Volunteers pose for a picture in front of a house that was repainted as part of the the CHIPs program. — Provided
Volunteers pose for a picture in front of a house that was repainted as part of the the CHIPs program. — Provided

Archived Story

CHIP kicks off second summer in Austin

Published 5:30pm Saturday, July 12, 2014

AUSTIN — The Community Housing Improvement Program (CHIP) is about to kick off its second year working to improve homes in two Austin neighborhoods.

CHIP, part of the Vision 2020 initiative in cooperation with Habitat for Humanity, partners with homeowners to beautify and repair homes and yards.

Last year the group started in the northeast part of town, and this year it’s working to finish the northeast neighborhood — north of Queen of Angels Church — and it’s started working in a southeast neighborhood near Marcusen Park.

“We want to help out our neighborhoods,” Community Development Coordinator Brent Johnson said. “It’s a great way to get together and do something for your community. I think that’s excellent.”

Last year the group completed six homes, and it’s slated to tackle 13 this year.

Work is set to begin again on Saturday, July 19, with brush removal at 501 Seventh Ave. SE, a painting project at 802 Sixth Ave. SE July 25 and 26, and painting at 1009 Sixth Ave. NE on Aug. 2.

A great fit

Habitat for Humanity Freeborn/Mower Executive Director of Brigitte Campbell said a CHIP-Habitat for Humanity partnership was natural.

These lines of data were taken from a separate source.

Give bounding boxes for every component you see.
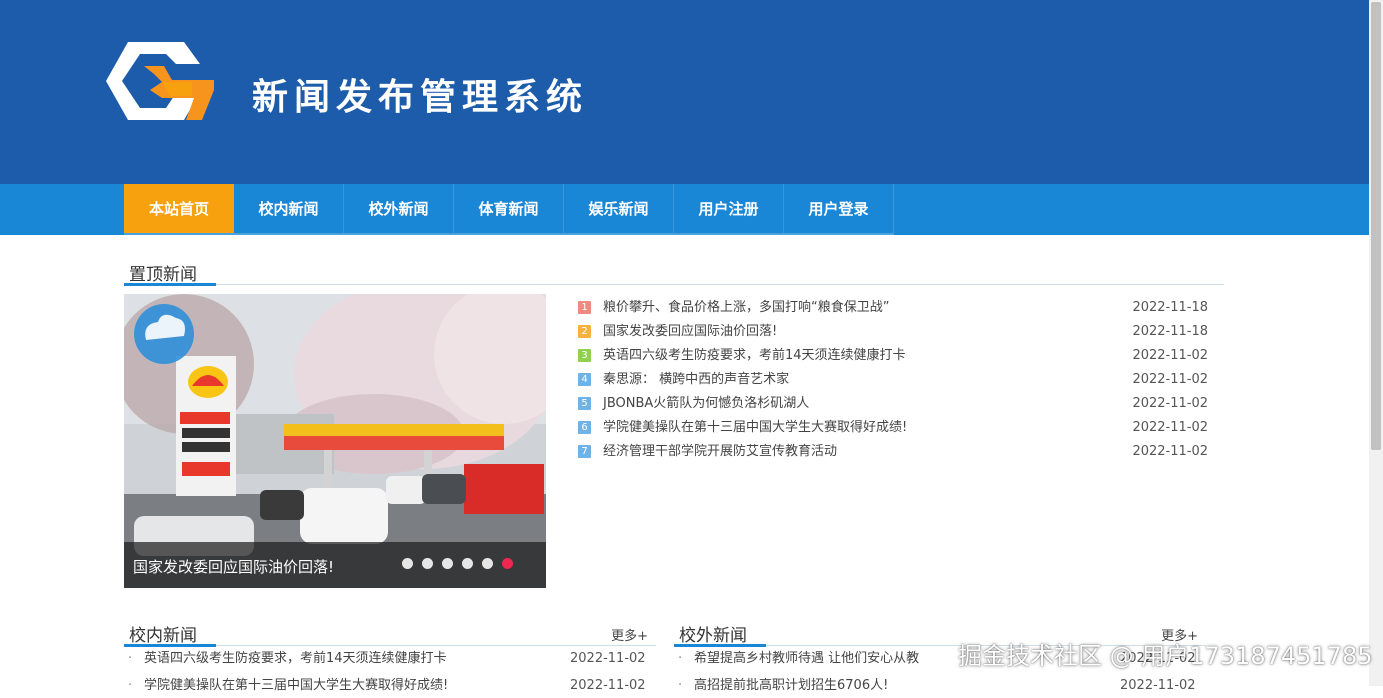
nav-entertainment-news[interactable]: 娱乐新闻 <box>564 184 674 235</box>
nav-home[interactable]: 本站首页 <box>124 184 234 235</box>
site-title: 新闻发布管理系统 <box>252 77 589 118</box>
news-title[interactable]: 学院健美操队在第十三届中国大学生大赛取得好成绩! <box>603 416 907 440</box>
nav-campus-news[interactable]: 校内新闻 <box>234 184 344 235</box>
news-title[interactable]: JBONBA火箭队为何憾负洛杉矶湖人 <box>603 392 809 416</box>
rank-badge: 3 <box>578 349 591 362</box>
main-nav: 本站首页 校内新闻 校外新闻 体育新闻 娱乐新闻 用户注册 用户登录 <box>0 184 1369 235</box>
nav-login[interactable]: 用户登录 <box>784 184 894 235</box>
bullet-icon: · <box>678 651 683 666</box>
nav-underline <box>124 233 894 235</box>
list-item[interactable]: 7 经济管理干部学院开展防艾宣传教育活动 2022-11-02 <box>576 440 1208 464</box>
news-date: 2022-11-02 <box>1132 372 1208 387</box>
news-title[interactable]: 粮价攀升、食品价格上涨，多国打响“粮食保卫战” <box>603 296 889 320</box>
news-date: 2022-11-18 <box>1132 324 1208 339</box>
news-date: 2022-11-02 <box>570 678 646 693</box>
news-title[interactable]: 英语四六级考生防疫要求，考前14天须连续健康打卡 <box>144 647 447 671</box>
slider-dots <box>402 558 522 569</box>
slider-caption[interactable]: 国家发改委回应国际油价回落! <box>133 556 334 577</box>
rank-badge: 6 <box>578 421 591 434</box>
campus-more-link[interactable]: 更多+ <box>611 625 648 644</box>
slider-dot-active[interactable] <box>502 558 513 569</box>
section-accent-bar <box>124 283 216 286</box>
news-date: 2022-11-02 <box>1132 420 1208 435</box>
pinned-section-title: 置顶新闻 <box>129 265 197 285</box>
page-scrollbar[interactable] <box>1369 0 1383 686</box>
list-item[interactable]: 3 英语四六级考生防疫要求，考前14天须连续健康打卡 2022-11-02 <box>576 344 1208 368</box>
news-title[interactable]: 秦思源： 横跨中西的声音艺术家 <box>603 368 789 392</box>
campus-section-header: 校内新闻 更多+ <box>124 607 656 647</box>
news-date: 2022-11-02 <box>1132 396 1208 411</box>
bullet-icon: · <box>128 651 133 666</box>
rank-badge: 7 <box>578 445 591 458</box>
news-date: 2022-11-02 <box>1132 444 1208 459</box>
watermark: 掘金技术社区 @ 用户173187451785 <box>958 642 1373 670</box>
news-title[interactable]: 希望提高乡村教师待遇 让他们安心从教 <box>694 647 919 671</box>
slider-dot[interactable] <box>442 558 453 569</box>
scrollbar-thumb[interactable] <box>1371 2 1381 450</box>
news-title[interactable]: 高招提前批高职计划招生6706人! <box>694 674 888 698</box>
list-item[interactable]: · 学院健美操队在第十三届中国大学生大赛取得好成绩! 2022-11-02 <box>128 674 646 698</box>
rank-badge: 4 <box>578 373 591 386</box>
list-item[interactable]: 6 学院健美操队在第十三届中国大学生大赛取得好成绩! 2022-11-02 <box>576 416 1208 440</box>
news-date: 2022-11-02 <box>1120 678 1196 693</box>
campus-section-title: 校内新闻 <box>129 626 197 646</box>
list-item[interactable]: · 英语四六级考生防疫要求，考前14天须连续健康打卡 2022-11-02 <box>128 647 646 671</box>
news-title[interactable]: 学院健美操队在第十三届中国大学生大赛取得好成绩! <box>144 674 448 698</box>
slider-caption-bar: 国家发改委回应国际油价回落! <box>124 542 546 588</box>
slider-dot[interactable] <box>482 558 493 569</box>
list-item[interactable]: · 高招提前批高职计划招生6706人! 2022-11-02 <box>678 674 1196 698</box>
rank-badge: 1 <box>578 301 591 314</box>
bullet-icon: · <box>678 678 683 693</box>
news-date: 2022-11-02 <box>1132 348 1208 363</box>
nav-sports-news[interactable]: 体育新闻 <box>454 184 564 235</box>
logo-icon <box>106 42 214 120</box>
list-item[interactable]: 1 粮价攀升、食品价格上涨，多国打响“粮食保卫战” 2022-11-18 <box>576 296 1208 320</box>
list-item[interactable]: 4 秦思源： 横跨中西的声音艺术家 2022-11-02 <box>576 368 1208 392</box>
bullet-icon: · <box>128 678 133 693</box>
news-title[interactable]: 国家发改委回应国际油价回落! <box>603 320 777 344</box>
rank-badge: 2 <box>578 325 591 338</box>
slider-dot[interactable] <box>402 558 413 569</box>
nav-register[interactable]: 用户注册 <box>674 184 784 235</box>
slider-dot[interactable] <box>462 558 473 569</box>
news-slider[interactable]: 国家发改委回应国际油价回落! <box>124 294 546 588</box>
news-title[interactable]: 英语四六级考生防疫要求，考前14天须连续健康打卡 <box>603 344 906 368</box>
pinned-news-list: 1 粮价攀升、食品价格上涨，多国打响“粮食保卫战” 2022-11-18 2 国… <box>576 296 1208 464</box>
slider-dot[interactable] <box>422 558 433 569</box>
news-date: 2022-11-18 <box>1132 300 1208 315</box>
news-title[interactable]: 经济管理干部学院开展防艾宣传教育活动 <box>603 440 837 464</box>
list-item[interactable]: 2 国家发改委回应国际油价回落! 2022-11-18 <box>576 320 1208 344</box>
site-header: 新闻发布管理系统 <box>0 0 1369 184</box>
pinned-section-header: 置顶新闻 <box>124 246 1224 286</box>
outside-section-title: 校外新闻 <box>679 626 747 646</box>
rank-badge: 5 <box>578 397 591 410</box>
list-item[interactable]: 5 JBONBA火箭队为何憾负洛杉矶湖人 2022-11-02 <box>576 392 1208 416</box>
nav-outside-news[interactable]: 校外新闻 <box>344 184 454 235</box>
news-date: 2022-11-02 <box>570 651 646 666</box>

“It just seemed like a great fit for us,” Campbell said.

Habitat for Humanity oversees similar programs, including A Brush with Kindness and Rock the Block. CHIP focuses specifically on Austin neighborhoods.

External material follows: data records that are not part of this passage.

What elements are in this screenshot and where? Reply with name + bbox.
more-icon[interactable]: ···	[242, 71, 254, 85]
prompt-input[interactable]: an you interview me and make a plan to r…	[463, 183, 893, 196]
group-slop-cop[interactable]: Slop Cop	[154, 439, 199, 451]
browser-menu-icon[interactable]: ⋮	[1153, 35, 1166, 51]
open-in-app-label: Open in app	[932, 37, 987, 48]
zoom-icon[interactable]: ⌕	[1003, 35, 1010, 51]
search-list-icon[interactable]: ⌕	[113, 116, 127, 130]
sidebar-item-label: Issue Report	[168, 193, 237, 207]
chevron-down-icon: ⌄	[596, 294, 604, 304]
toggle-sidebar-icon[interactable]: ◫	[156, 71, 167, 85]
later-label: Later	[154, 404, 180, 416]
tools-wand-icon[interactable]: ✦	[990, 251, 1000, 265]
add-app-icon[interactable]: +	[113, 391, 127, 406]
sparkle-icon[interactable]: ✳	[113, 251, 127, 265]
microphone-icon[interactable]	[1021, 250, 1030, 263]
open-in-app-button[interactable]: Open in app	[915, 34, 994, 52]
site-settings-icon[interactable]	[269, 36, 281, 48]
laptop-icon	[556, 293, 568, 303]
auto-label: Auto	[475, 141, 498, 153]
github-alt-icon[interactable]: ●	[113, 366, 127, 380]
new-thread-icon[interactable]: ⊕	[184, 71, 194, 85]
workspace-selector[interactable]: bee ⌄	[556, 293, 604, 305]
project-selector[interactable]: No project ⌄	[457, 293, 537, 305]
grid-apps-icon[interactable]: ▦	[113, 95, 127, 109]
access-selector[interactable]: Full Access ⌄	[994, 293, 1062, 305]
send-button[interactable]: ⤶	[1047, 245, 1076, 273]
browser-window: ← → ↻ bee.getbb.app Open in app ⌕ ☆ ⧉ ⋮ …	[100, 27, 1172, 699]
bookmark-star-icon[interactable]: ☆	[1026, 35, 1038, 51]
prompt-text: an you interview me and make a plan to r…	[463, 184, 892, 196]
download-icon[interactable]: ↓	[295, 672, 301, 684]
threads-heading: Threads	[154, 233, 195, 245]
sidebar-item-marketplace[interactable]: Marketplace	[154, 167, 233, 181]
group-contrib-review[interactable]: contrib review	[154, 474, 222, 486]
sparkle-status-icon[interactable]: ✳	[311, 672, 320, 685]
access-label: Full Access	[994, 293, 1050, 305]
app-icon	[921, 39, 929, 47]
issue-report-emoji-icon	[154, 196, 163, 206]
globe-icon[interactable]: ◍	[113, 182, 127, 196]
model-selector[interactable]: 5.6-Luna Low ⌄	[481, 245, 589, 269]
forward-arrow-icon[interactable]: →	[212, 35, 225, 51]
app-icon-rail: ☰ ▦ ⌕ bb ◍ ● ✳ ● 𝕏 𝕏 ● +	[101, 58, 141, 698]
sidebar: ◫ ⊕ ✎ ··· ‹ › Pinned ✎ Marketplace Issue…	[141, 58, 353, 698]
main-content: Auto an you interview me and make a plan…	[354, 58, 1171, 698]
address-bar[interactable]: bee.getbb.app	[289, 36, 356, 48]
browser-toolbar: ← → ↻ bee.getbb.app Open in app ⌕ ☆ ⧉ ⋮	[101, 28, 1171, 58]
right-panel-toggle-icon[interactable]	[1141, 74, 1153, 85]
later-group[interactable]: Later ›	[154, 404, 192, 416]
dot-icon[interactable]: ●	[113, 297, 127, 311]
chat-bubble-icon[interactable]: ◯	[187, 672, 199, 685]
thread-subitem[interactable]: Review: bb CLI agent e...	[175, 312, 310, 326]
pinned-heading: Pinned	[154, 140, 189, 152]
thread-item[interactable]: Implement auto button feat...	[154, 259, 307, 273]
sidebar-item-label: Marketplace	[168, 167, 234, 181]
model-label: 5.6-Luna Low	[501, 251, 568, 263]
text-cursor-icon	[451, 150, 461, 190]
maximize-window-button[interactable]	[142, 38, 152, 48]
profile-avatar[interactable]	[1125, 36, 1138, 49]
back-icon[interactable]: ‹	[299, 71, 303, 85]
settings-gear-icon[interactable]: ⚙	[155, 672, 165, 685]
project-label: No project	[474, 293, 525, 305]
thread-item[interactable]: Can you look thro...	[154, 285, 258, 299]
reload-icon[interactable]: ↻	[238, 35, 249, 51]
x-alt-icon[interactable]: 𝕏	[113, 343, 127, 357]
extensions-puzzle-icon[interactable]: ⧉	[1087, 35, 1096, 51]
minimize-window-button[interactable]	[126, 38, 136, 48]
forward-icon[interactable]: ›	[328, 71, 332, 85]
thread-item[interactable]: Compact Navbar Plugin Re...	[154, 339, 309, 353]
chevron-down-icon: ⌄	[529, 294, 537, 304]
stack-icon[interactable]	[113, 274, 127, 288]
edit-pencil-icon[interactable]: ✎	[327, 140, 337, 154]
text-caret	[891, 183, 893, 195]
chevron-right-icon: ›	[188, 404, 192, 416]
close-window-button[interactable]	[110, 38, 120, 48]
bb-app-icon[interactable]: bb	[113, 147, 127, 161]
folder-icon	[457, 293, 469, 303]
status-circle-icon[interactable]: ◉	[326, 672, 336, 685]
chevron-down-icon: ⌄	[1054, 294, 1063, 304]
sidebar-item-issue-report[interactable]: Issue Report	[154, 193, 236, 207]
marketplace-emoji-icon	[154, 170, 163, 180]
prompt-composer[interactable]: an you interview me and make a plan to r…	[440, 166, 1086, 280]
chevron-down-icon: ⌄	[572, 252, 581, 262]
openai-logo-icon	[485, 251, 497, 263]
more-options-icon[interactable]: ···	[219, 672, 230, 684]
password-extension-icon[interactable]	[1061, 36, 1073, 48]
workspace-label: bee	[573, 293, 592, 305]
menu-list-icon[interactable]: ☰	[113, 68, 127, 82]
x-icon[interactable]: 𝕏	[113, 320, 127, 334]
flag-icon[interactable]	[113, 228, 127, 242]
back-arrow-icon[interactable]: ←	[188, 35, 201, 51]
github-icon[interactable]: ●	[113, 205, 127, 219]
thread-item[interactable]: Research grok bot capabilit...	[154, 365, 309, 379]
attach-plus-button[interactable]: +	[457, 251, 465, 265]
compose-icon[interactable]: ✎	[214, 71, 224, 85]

CHIP’s goal is to work on two neighborhoods a year, starting phase one of a new neighborhood while finishing phase two of the other neighborhood.

“We feel that it’s going to be sustainable, and something we can do year after year,” Campbell said.

Some of the projects organizers plan to do this year include painting houses and cleaning out brush. Johnson said these are great projects for large groups, and can usually be finished in a day or two.

However, Johnson said whether the group can finish all the planned projects will depend on volunteers.

“[It] just depends on how big of a quantity of volunteers we have available,” Johnson said.

Volunteers have come from many places, including churches, clubs and businesses. St. Olaf Lutheran Church sent volunteers for the last project that was completed, which turned a yellow house green with a few coats of paint.

“We definitely need volunteers,” Johnson said. “We need all the help we can get. The more the merrier.”

But a high number of volunteers is not the only thing needed to finish the work. CHIP has worked to replace windows, doors and drywall, and the group completed siding, roofing and even foundation work last year. Such projects require carpentry skills, which is not always easy to come by in volunteer groups.

“They’re very grateful”

To decide which houses to work on, CHIP members drive around the neighborhood they’ve chosen and look for homes with aesthetic needs. After everyone agrees on the selections, members contact the homeowners to see if they are interested and willing to partner with CHIP.

According to Campbell, the program is similar to a loan: CHIP members provide the tools and volunteer labor, and the owner sets up a payment plan to repay Habitat for Humanity. Through donations, CHIP offers some grants. They also ask owners to be involved in the renovation.

“[We want them] be a part of their own project,” Campbell said.

If owners are unable to help with physical labor, Campbell said anything they can do is accepted, whether it’s making a pot of coffee or simply allowing volunteers to use their bathroom.

Johnson said the homeowners they have helped so far have all been grateful.

“The people that we’re serving, they’re very grateful for what we’re doing,” Johnson said.

CHIP painted one home where the owners could not physically climb ladders to paint. After the work, family members from out of town passed by the house thinking it was the wrong one.

Johnson said there is a noticeable change in the owners after a couple of hours. Because their home looks nicer, they start to have a better outlook on the project and for their home.

Since the program hasn’t been around Austin very long, Johnson worries many people don’t know about it. He hopes to get the word out about CHIP and bring in both volunteers and people in need.

Johnson’s goal is to help Austin be a better place by the year 2020.